The problem happens when dental implants are required to fix those missing teeth. When the jawbone has degenerated, patients aren’t good candidates for dental implants—yet. Bone grafting can make dental implants possible by replacing missing bone and even promoting brand new bone growth. The bone grafting procedure allows for dental implants by ensuring the jawbone has enough length and width, and even lets dental surgeons fully restore both aesthetics and functionality.
Minor vs. Major Bone Grafting
Patients may need a little or a lot of bone grafting, depending on the degree of damage. Injuries or gum disease can both cause varying amounts of degeneration and in some cases, even previous implant sites can be repaired with grafting. To get the bone for grafting, a patient’s own bone may be used (usually from the hip or tibia) or it may come from a tissue bank.
Sometimes sinus bone grafting is necessary, if the posterior upper jaw has degenerated. In some instances special membranes might be used, and these dissolve beneath the gum in order to safeguard the bone graft while regeneration takes place—this is called guided tissue regeneration or guided bone regeneration. Your dental team will discuss the best bone grafting options for you during a consultation.
Usually, major bone grafting is necessary when there are jaw defects. This could be caused by trauma, congenital birth defects or a tumor surgery. Most of the time, these grafts use your own bone that is harvested from the hip, tibia or even the skull.
What Happens with Bone Grafting Surgery?
When a ridge augmentation is necessary, a bone graft is placed on the tooth socket. This is usually done right after a tooth extraction so that a second procedures isn’t required. The gum tissue is then put over the socket and anchored with sutures.
Drs. Partridge and Maxfield might opt for a space-maintainer over the graft in order to achieve the original width and height prior to the tooth extraction or bone loss. This is where new bone will soon grow. When the socket heals, the alveolar ridge is prepped for an implant. Ridge augmentation is relatively simple, safe and done with local anesthesia in-office. Sedative medication may be available at the patient’s request.
Is a Sinus Lift for You?
Tucked behind cheeks, and above the upper teeth, are the maxillary sinuses. Empty and filled with air, pieces of the upper teeth roots go into these sinuses. However, when upper teeth are extracted, what’s left is a fragile wall of bone as the sole separator between the mouth and maxillary sinus. Patients need dental implants to hold the new, artificial teeth in place and these implants require bone. If there’s been any bone loss from trauma or periodontal disease, sinus augmentation can “lift” the floor of the sinuses to let new bone grow.

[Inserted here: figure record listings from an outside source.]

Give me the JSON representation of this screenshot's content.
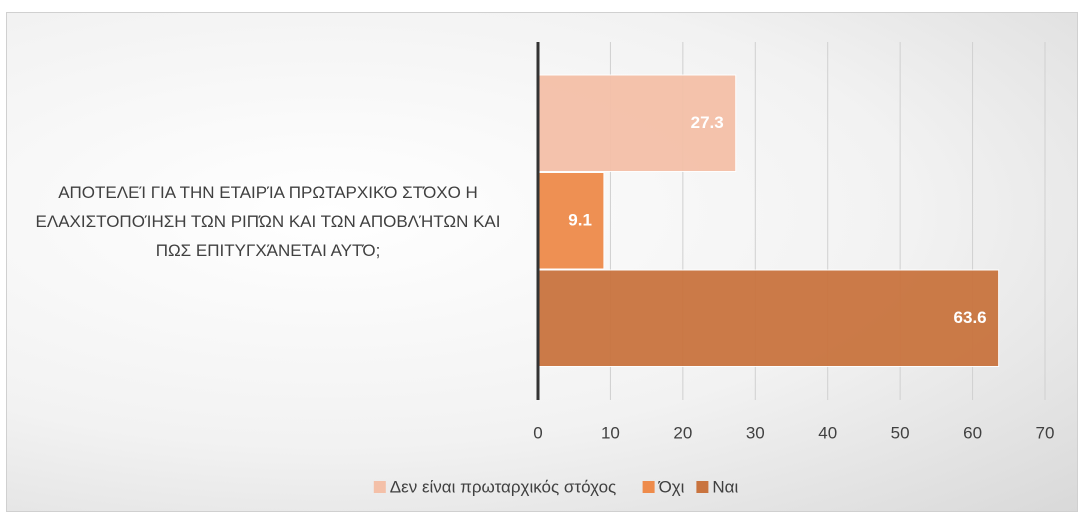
{
  "chart_data": {
    "type": "bar",
    "orientation": "horizontal",
    "categories": [
      "ΑΠΟΤΕΛΕΊ ΓΙΑ ΤΗΝ ΕΤΑΙΡΊΑ ΠΡΩΤΑΡΧΙΚΌ ΣΤΌΧΟ Η ΕΛΑΧΙΣΤΟΠΟΊΗΣΗ ΤΩΝ ΡΙΠΏΝ ΚΑΙ ΤΩΝ ΑΠΟΒΛΉΤΩΝ ΚΑΙ ΠΩΣ ΕΠΙΤΥΓΧΆΝΕΤΑΙ ΑΥΤΌ;"
    ],
    "series": [
      {
        "name": "Δεν είναι πρωταρχικός στόχος",
        "color": "#f4c0a8",
        "values": [
          27.3
        ]
      },
      {
        "name": "Όχι",
        "color": "#ee8b4b",
        "values": [
          9.1
        ]
      },
      {
        "name": "Ναι",
        "color": "#c9743f",
        "values": [
          63.6
        ]
      }
    ],
    "xlim": [
      0,
      70
    ],
    "xticks": [
      0,
      10,
      20,
      30,
      40,
      50,
      60,
      70
    ],
    "grid": true,
    "legend": "bottom"
  }
}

You might be a good candidate for a sinus lift if you’re missing two or more teeth in the back of your jaw, missing a lot of bone in the back of the jaw, the majority of maxillary teeth or have missing teeth from trauma or birth defects, and need dental implants.
During sinus lift surgery, a tiny incision is made along the molar or premolar region to access the jawbone during a sinus lift. Then, a minute opening is created in the bone while the membrane lining is pushed up. Below the space, the bone grafting materials are placed—this material comes from your body or a cadaver’s. At times, a synthetic material may be used. Once the bone is implanted, incisions are sutured up and healing can start. Several months later, the bone will eventually start to become one with the graft. At this point, implants can be placed on this newly stable sinus bone.

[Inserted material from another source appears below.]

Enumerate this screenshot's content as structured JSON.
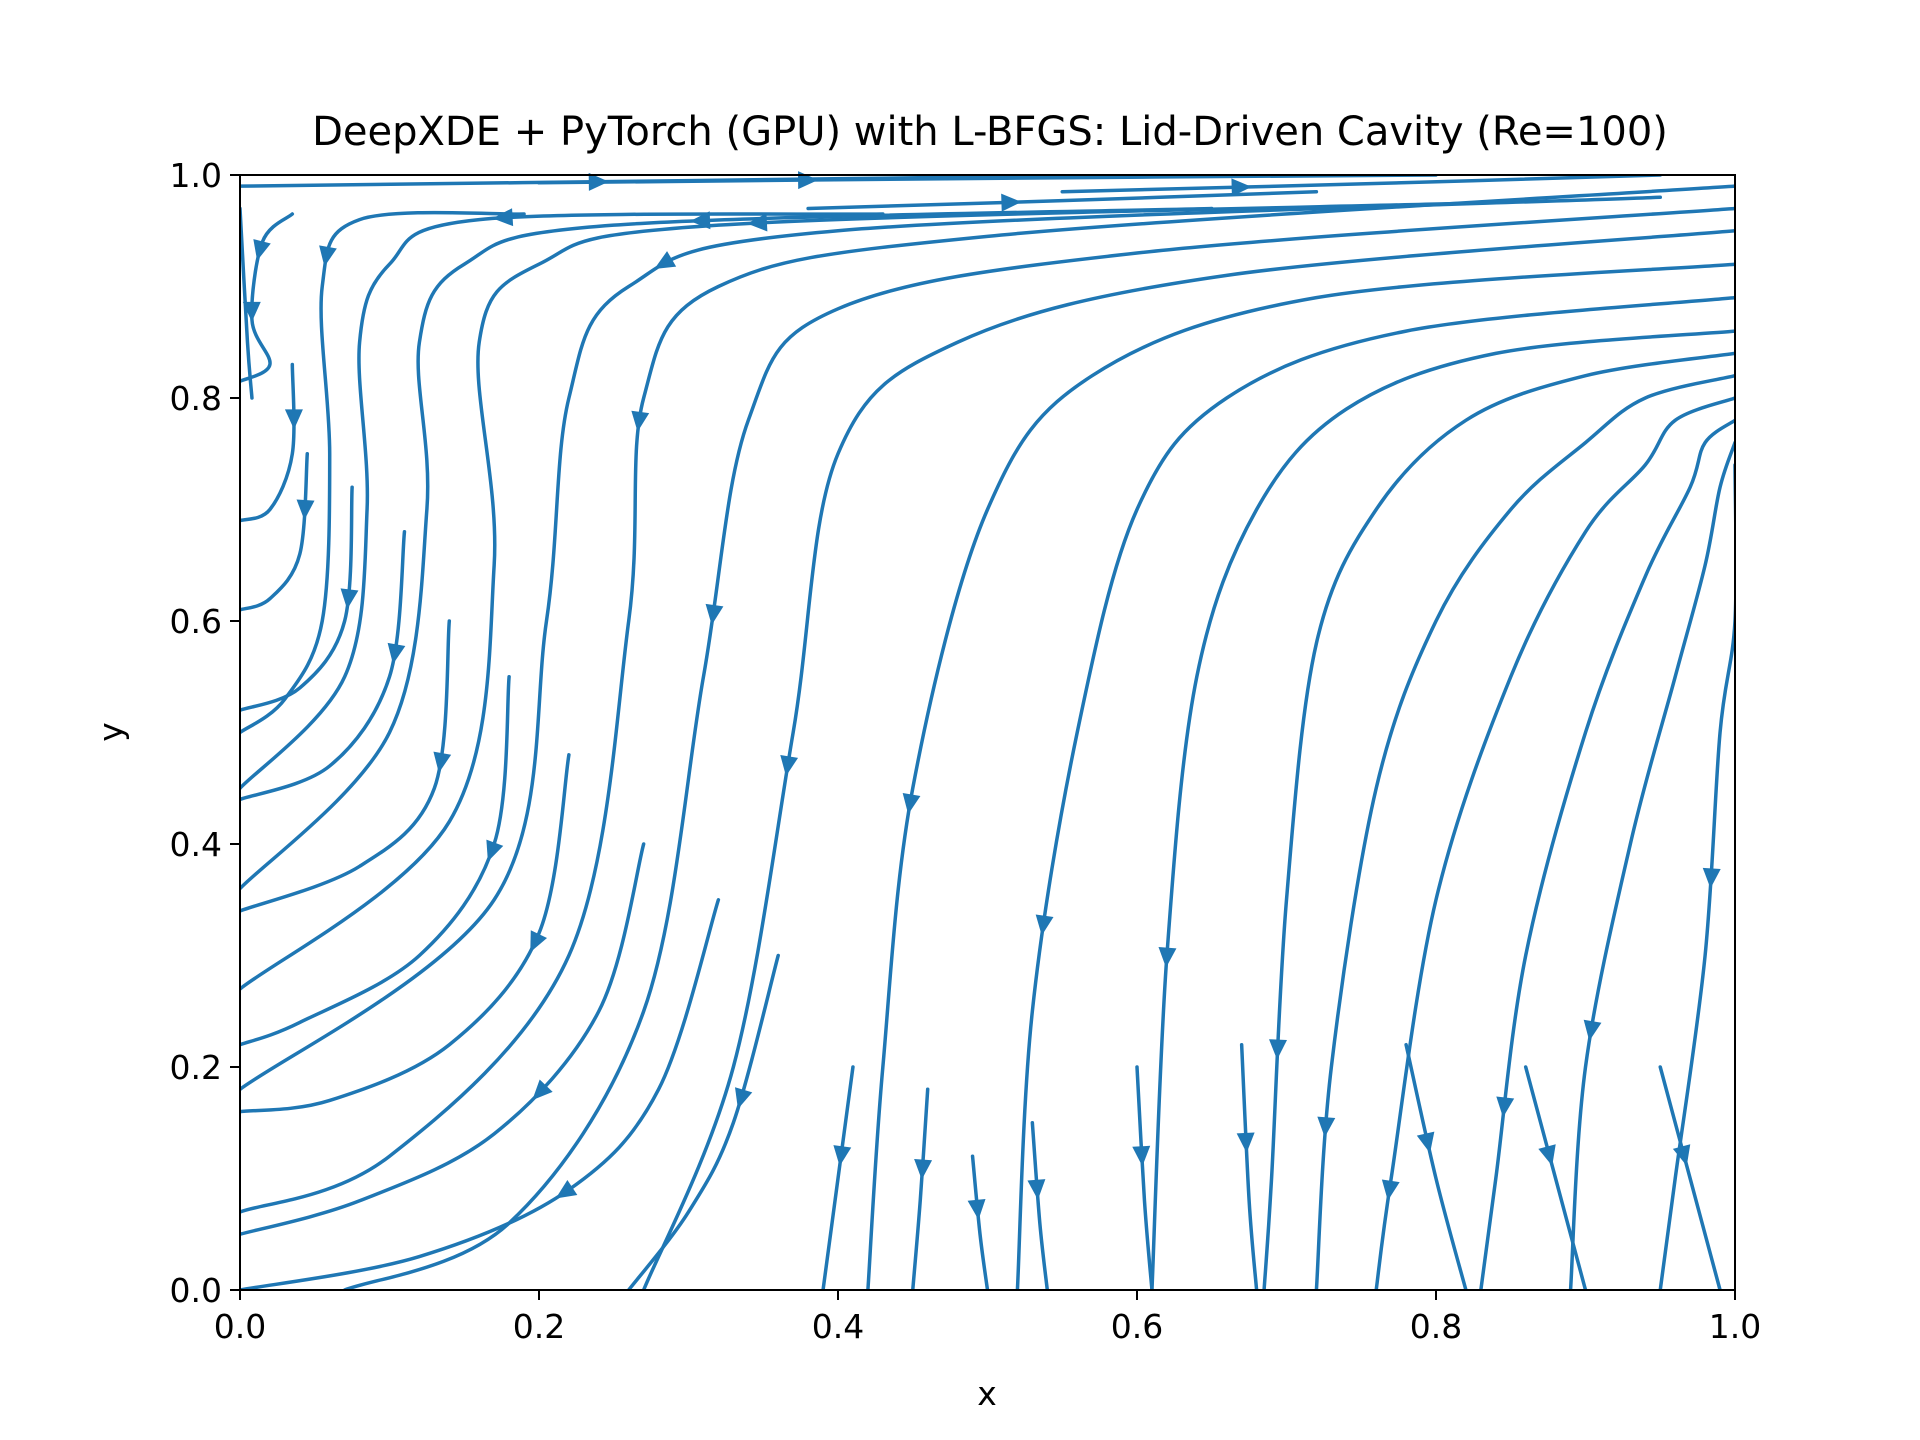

The Socket Preservation Procedure
Sometimes a tooth extraction is required due to an infection, fracture, pain or related bone loss. The “socket” is the bone that keeps your teeth in place, and it may get damaged from an infection, disease or deformity in the jaw after a tooth extraction. When a tooth is removed, the neighboring gum and bone can shrink quickly, causing defects such as sunken cheeks or collapsed lips. Not just unsightly, these defects can lead to big problems that may be fixed with restorative dentistry such as implants, bridges or dentures.

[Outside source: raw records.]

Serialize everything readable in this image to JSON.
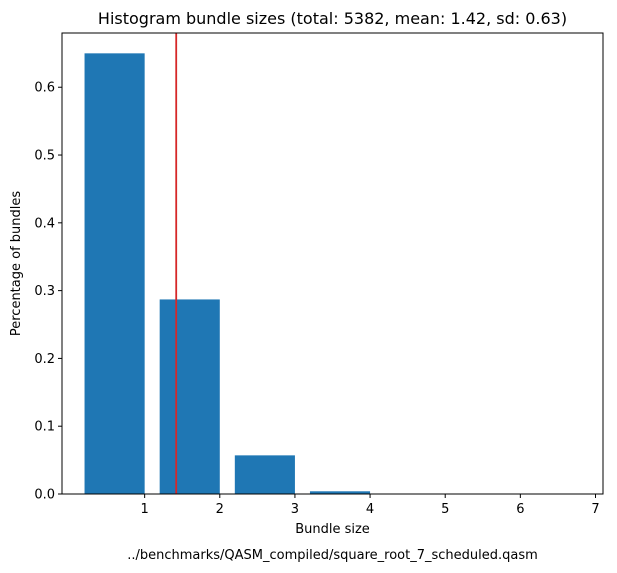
{
  "chart_data": {
    "type": "bar",
    "title": "Histogram bundle sizes (total: 5382, mean: 1.42, sd: 0.63)",
    "xlabel": "Bundle size",
    "ylabel": "Percentage of bundles",
    "caption": "../benchmarks/QASM_compiled/square_root_7_scheduled.qasm",
    "bars": [
      {
        "x": 0.6,
        "value": 0.65
      },
      {
        "x": 1.6,
        "value": 0.287
      },
      {
        "x": 2.6,
        "value": 0.057
      },
      {
        "x": 3.6,
        "value": 0.004
      }
    ],
    "bar_width": 0.8,
    "bar_color": "#1f77b4",
    "mean_line": {
      "x": 1.42,
      "color": "#d62728"
    },
    "xlim": [
      -0.1,
      7.1
    ],
    "ylim": [
      0,
      0.68
    ],
    "xticks": [
      1,
      2,
      3,
      4,
      5,
      6,
      7
    ],
    "yticks": [
      0.0,
      0.1,
      0.2,
      0.3,
      0.4,
      0.5,
      0.6
    ],
    "ytick_labels": [
      "0.0",
      "0.1",
      "0.2",
      "0.3",
      "0.4",
      "0.5",
      "0.6"
    ],
    "grid": false
  }
}
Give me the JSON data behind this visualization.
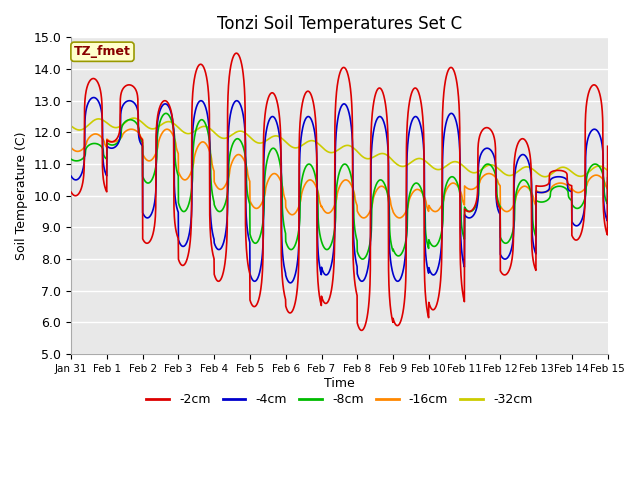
{
  "title": "Tonzi Soil Temperatures Set C",
  "xlabel": "Time",
  "ylabel": "Soil Temperature (C)",
  "ylim": [
    5.0,
    15.0
  ],
  "yticks": [
    5.0,
    6.0,
    7.0,
    8.0,
    9.0,
    10.0,
    11.0,
    12.0,
    13.0,
    14.0,
    15.0
  ],
  "fig_bg_color": "#ffffff",
  "plot_bg_color": "#e8e8e8",
  "grid_color": "#ffffff",
  "label_box_color": "#ffffcc",
  "label_box_edge": "#999900",
  "label_text": "TZ_fmet",
  "label_text_color": "#880000",
  "lines": {
    "-2cm": {
      "color": "#dd0000",
      "lw": 1.2
    },
    "-4cm": {
      "color": "#0000cc",
      "lw": 1.2
    },
    "-8cm": {
      "color": "#00bb00",
      "lw": 1.2
    },
    "-16cm": {
      "color": "#ff8800",
      "lw": 1.2
    },
    "-32cm": {
      "color": "#cccc00",
      "lw": 1.2
    }
  },
  "xtick_labels": [
    "Jan 31",
    "Feb 1",
    "Feb 2",
    "Feb 3",
    "Feb 4",
    "Feb 5",
    "Feb 6",
    "Feb 7",
    "Feb 8",
    "Feb 9",
    "Feb 10",
    "Feb 11",
    "Feb 12",
    "Feb 13",
    "Feb 14",
    "Feb 15"
  ],
  "peaks_2cm": [
    13.7,
    13.5,
    13.0,
    14.15,
    14.5,
    13.25,
    13.3,
    14.05,
    13.4,
    13.4,
    14.05,
    12.15,
    11.8,
    10.8,
    13.5,
    13.5
  ],
  "troughs_2cm": [
    10.0,
    11.7,
    8.5,
    7.8,
    7.3,
    6.5,
    6.3,
    6.6,
    5.75,
    5.9,
    6.4,
    9.5,
    7.5,
    10.3,
    8.6,
    11.5
  ],
  "peaks_4cm": [
    13.1,
    13.0,
    12.9,
    13.0,
    13.0,
    12.5,
    12.5,
    12.9,
    12.5,
    12.5,
    12.6,
    11.5,
    11.3,
    10.6,
    12.1,
    11.9
  ],
  "troughs_4cm": [
    10.5,
    11.5,
    9.3,
    8.4,
    8.3,
    7.3,
    7.25,
    7.5,
    7.3,
    7.3,
    7.5,
    9.3,
    8.0,
    10.1,
    9.05,
    10.5
  ],
  "peaks_8cm": [
    11.65,
    12.4,
    12.6,
    12.4,
    11.8,
    11.5,
    11.0,
    11.0,
    10.5,
    10.4,
    10.6,
    11.0,
    10.5,
    10.3,
    11.0,
    11.7
  ],
  "troughs_8cm": [
    11.1,
    11.6,
    10.4,
    9.5,
    9.5,
    8.5,
    8.3,
    8.3,
    8.0,
    8.1,
    8.4,
    9.5,
    8.5,
    9.8,
    9.6,
    10.3
  ],
  "peaks_16cm": [
    11.95,
    12.1,
    12.1,
    11.7,
    11.3,
    10.7,
    10.5,
    10.5,
    10.3,
    10.2,
    10.4,
    10.7,
    10.3,
    10.4,
    10.65,
    11.2
  ],
  "troughs_16cm": [
    11.4,
    11.7,
    11.1,
    10.5,
    10.2,
    9.6,
    9.4,
    9.45,
    9.3,
    9.3,
    9.5,
    10.2,
    9.5,
    10.1,
    10.1,
    10.7
  ],
  "base_32cm": [
    12.2,
    12.3,
    12.3,
    12.15,
    12.0,
    11.85,
    11.7,
    11.55,
    11.4,
    11.1,
    11.0,
    10.9,
    10.8,
    10.75,
    10.75,
    10.8,
    11.0
  ],
  "peak_sharpness": 8.0,
  "points_per_day": 200
}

At times, these deformities from a tooth extraction may be preventable with “socket preservation.” This procedure not only improves smiles and appearance, but also sets up a patient for dental implants down the road.
There are many ways to preserve bone and reduce loss post-extraction. For example, sometimes the socket may be filled with a bone graft or an alternative substance. It’s then covered with your own gum or an artificial material, such as tissue, that helps stimulate proteins that repair the socket. In this case, the healing prevents collapse and shrinkage. The new bone is a solid foundation for future implants.